Project Overview
 

Risks that affect the built environment and threaten human life are becoming major societal issues in the 21st century. Managing these risks and responding to emergencies such as fires, floods, and terrorist attacks is important and needs to be planned efficiently and effectively to ensure minimal impact on society.

The government's White paper "Our Fire and Rescue Service" published in 2003 introduced reforms that refocused the role of the Fire and Rescue Service (FRS) on the prevention of fires and broadened its role in dealing with other growing threats resulting from climate change and man-made disasters. As a result, a new statutory framework is now in existence that places a responsibility on the FRS to produce Integrated Risk Management Plans (IRMPs) to plan for, and respond to, a range of emergencies.
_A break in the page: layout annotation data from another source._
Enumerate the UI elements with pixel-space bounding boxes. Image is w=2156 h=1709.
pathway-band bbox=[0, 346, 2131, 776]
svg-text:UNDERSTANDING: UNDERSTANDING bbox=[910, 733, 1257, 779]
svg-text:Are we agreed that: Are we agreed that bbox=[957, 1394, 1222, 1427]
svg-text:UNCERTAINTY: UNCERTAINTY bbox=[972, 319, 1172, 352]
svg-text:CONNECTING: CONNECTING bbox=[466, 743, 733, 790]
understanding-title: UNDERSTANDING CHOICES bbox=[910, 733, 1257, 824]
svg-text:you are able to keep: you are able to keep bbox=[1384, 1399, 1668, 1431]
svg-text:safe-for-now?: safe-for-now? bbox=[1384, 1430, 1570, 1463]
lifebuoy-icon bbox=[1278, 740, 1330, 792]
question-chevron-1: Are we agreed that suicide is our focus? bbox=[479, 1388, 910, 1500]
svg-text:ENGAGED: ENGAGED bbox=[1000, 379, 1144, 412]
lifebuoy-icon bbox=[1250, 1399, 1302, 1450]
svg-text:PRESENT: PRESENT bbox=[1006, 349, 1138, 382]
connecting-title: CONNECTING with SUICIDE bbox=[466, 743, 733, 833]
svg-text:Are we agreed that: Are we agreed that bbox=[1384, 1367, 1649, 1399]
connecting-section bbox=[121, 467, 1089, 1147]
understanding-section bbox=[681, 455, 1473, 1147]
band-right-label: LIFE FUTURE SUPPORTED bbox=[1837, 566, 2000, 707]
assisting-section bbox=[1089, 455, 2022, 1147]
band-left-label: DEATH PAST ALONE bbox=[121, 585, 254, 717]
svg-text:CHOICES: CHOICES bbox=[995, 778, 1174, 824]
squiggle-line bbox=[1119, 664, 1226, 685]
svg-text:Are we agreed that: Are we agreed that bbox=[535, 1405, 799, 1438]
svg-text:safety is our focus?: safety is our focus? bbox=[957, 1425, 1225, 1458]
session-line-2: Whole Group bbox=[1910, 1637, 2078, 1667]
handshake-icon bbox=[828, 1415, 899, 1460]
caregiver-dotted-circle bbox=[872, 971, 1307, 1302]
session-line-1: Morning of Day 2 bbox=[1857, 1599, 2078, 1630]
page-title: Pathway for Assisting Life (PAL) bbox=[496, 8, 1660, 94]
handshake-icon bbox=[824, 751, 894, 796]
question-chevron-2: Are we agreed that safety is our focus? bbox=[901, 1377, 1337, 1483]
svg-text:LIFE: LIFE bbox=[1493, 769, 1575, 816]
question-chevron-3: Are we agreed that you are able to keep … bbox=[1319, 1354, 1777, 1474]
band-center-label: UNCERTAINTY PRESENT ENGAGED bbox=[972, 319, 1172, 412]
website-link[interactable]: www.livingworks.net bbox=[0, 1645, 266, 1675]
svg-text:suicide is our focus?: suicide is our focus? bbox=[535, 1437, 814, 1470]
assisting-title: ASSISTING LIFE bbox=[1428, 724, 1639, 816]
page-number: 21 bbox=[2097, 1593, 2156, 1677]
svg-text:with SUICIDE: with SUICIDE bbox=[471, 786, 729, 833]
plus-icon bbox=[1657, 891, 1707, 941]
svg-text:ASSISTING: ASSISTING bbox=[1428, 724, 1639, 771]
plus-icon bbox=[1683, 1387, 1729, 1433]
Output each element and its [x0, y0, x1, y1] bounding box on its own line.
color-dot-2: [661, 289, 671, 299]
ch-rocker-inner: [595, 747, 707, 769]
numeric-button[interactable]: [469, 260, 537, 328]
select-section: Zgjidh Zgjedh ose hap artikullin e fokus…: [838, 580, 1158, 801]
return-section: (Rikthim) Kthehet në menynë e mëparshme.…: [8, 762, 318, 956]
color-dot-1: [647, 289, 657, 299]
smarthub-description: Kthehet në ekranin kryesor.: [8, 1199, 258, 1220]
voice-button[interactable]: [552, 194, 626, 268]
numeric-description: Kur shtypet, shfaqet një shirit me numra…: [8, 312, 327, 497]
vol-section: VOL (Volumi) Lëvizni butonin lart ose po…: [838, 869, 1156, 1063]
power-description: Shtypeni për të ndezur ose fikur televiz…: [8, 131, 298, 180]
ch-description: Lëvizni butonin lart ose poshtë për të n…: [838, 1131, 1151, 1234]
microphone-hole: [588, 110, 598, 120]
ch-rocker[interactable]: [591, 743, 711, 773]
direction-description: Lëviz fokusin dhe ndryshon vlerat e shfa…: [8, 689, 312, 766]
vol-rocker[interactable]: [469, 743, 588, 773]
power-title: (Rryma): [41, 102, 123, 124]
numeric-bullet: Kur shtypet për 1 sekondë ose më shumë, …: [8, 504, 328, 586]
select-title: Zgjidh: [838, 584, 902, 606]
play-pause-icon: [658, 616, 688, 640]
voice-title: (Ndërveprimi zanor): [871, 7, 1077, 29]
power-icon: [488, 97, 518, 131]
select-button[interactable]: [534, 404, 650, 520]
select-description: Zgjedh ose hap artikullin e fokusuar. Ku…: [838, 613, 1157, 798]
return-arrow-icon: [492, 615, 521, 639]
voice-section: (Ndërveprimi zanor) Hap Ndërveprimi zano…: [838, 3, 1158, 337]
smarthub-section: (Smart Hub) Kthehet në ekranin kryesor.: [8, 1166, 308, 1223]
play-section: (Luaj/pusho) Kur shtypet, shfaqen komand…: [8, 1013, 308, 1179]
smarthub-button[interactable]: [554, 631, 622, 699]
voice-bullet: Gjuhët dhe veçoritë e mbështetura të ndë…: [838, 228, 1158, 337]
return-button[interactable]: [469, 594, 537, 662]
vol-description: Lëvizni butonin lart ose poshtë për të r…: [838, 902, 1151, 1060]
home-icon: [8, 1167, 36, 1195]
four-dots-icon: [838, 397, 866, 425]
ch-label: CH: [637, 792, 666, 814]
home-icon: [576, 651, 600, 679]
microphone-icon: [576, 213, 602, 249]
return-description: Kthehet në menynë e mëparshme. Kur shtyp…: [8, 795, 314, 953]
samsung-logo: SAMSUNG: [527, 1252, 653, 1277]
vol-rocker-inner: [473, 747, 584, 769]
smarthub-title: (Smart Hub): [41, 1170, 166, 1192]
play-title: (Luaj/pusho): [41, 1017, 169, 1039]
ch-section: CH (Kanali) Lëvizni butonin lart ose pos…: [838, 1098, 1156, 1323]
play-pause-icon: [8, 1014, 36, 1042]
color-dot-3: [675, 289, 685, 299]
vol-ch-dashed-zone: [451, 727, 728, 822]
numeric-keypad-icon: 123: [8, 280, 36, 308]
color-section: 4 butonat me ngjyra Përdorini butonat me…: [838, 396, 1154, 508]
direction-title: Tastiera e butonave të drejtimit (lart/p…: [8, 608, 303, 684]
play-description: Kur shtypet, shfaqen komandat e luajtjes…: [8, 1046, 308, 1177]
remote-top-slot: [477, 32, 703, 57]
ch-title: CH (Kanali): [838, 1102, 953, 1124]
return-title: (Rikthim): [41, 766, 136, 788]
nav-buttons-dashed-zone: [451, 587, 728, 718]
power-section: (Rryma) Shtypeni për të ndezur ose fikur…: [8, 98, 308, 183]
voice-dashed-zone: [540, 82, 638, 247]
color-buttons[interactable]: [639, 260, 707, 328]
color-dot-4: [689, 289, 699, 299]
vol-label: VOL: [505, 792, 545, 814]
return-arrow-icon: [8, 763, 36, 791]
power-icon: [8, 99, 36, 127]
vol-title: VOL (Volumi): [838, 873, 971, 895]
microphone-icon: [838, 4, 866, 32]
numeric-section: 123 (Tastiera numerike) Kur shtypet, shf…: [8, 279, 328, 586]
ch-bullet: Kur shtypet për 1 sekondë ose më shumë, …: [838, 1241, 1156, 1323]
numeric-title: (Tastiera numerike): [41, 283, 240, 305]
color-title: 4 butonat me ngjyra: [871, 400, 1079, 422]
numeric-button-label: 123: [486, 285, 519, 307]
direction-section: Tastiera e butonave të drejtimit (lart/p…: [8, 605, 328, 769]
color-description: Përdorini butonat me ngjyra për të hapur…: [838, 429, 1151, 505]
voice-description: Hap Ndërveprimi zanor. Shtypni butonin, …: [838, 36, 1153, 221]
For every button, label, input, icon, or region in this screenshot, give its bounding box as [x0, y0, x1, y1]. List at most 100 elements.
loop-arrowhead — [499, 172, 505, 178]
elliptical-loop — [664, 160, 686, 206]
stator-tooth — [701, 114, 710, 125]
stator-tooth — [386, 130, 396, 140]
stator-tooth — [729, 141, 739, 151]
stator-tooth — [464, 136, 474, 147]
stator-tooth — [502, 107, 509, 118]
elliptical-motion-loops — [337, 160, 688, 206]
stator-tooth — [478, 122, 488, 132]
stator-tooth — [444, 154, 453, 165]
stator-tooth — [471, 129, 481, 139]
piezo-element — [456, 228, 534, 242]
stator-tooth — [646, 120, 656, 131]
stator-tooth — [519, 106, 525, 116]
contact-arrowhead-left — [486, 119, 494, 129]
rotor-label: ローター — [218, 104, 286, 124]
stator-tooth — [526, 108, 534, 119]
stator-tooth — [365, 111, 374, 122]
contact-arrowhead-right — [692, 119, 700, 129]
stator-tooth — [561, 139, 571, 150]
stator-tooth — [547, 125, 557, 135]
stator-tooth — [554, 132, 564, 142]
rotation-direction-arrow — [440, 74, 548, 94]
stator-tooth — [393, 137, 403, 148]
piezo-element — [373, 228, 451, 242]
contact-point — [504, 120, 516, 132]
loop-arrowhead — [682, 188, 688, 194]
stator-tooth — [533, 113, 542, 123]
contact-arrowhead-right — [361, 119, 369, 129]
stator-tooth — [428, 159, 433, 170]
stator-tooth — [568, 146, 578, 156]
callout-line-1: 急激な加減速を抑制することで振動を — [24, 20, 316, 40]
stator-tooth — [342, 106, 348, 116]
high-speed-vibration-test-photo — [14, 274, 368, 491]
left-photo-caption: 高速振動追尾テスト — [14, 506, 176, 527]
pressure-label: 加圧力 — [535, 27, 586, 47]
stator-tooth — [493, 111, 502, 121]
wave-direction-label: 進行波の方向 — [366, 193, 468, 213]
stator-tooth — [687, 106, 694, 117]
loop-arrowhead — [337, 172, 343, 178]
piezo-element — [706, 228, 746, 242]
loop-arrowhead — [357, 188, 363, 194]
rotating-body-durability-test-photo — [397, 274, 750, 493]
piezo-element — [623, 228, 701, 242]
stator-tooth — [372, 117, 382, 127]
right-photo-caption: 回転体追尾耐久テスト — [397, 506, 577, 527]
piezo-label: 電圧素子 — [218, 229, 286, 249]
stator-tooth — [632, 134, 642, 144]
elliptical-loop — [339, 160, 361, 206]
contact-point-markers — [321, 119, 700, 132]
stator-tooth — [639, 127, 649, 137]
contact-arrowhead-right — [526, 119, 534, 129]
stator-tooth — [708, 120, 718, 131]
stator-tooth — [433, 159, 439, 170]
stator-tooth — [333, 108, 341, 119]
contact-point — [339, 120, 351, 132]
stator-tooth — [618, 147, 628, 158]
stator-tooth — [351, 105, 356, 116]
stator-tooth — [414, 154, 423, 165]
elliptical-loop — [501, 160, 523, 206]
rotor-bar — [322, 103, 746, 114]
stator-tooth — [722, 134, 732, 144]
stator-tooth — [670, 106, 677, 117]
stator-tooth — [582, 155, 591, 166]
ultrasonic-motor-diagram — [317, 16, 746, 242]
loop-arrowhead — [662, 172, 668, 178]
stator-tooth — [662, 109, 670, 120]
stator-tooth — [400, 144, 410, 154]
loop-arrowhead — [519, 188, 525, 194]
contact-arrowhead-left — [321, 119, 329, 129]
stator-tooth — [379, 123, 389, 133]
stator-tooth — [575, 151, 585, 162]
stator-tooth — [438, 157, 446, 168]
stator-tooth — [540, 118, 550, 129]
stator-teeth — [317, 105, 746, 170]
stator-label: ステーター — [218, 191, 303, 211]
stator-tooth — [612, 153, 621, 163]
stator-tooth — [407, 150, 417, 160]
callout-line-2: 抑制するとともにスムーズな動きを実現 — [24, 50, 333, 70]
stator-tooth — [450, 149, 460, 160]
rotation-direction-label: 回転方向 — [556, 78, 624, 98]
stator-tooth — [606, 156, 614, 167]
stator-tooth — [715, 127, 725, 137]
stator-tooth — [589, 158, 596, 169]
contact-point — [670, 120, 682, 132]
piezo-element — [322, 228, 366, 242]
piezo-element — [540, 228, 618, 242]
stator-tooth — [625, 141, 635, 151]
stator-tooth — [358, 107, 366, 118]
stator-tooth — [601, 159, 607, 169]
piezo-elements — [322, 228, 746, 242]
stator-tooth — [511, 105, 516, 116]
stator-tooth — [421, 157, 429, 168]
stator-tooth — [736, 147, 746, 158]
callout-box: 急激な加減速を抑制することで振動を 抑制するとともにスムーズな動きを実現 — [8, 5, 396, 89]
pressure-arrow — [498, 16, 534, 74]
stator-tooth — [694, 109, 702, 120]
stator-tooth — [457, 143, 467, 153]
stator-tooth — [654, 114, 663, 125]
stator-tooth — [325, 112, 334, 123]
However the new requirements of IRMPs that need a holistic and integrated approach and focus on fire prevention are introducing further research challenges, these can be summarised as follows:

  1. Lack of evidence based methods for the assessment of the effectiveness of prevention and protection measures used in buildings;
  2. Difficulties in assessing and predicting property, heritage, and human loss;
  3. The need for decision making tools for the cost effective allocation of prevention and protection resources.

The main outcome of this project will be the assessment and the development of tools and processes that will support the FRS in decision making regarding to the value of prevention and protection measures in the built environment; and the allocation of resources for fire safety interventions.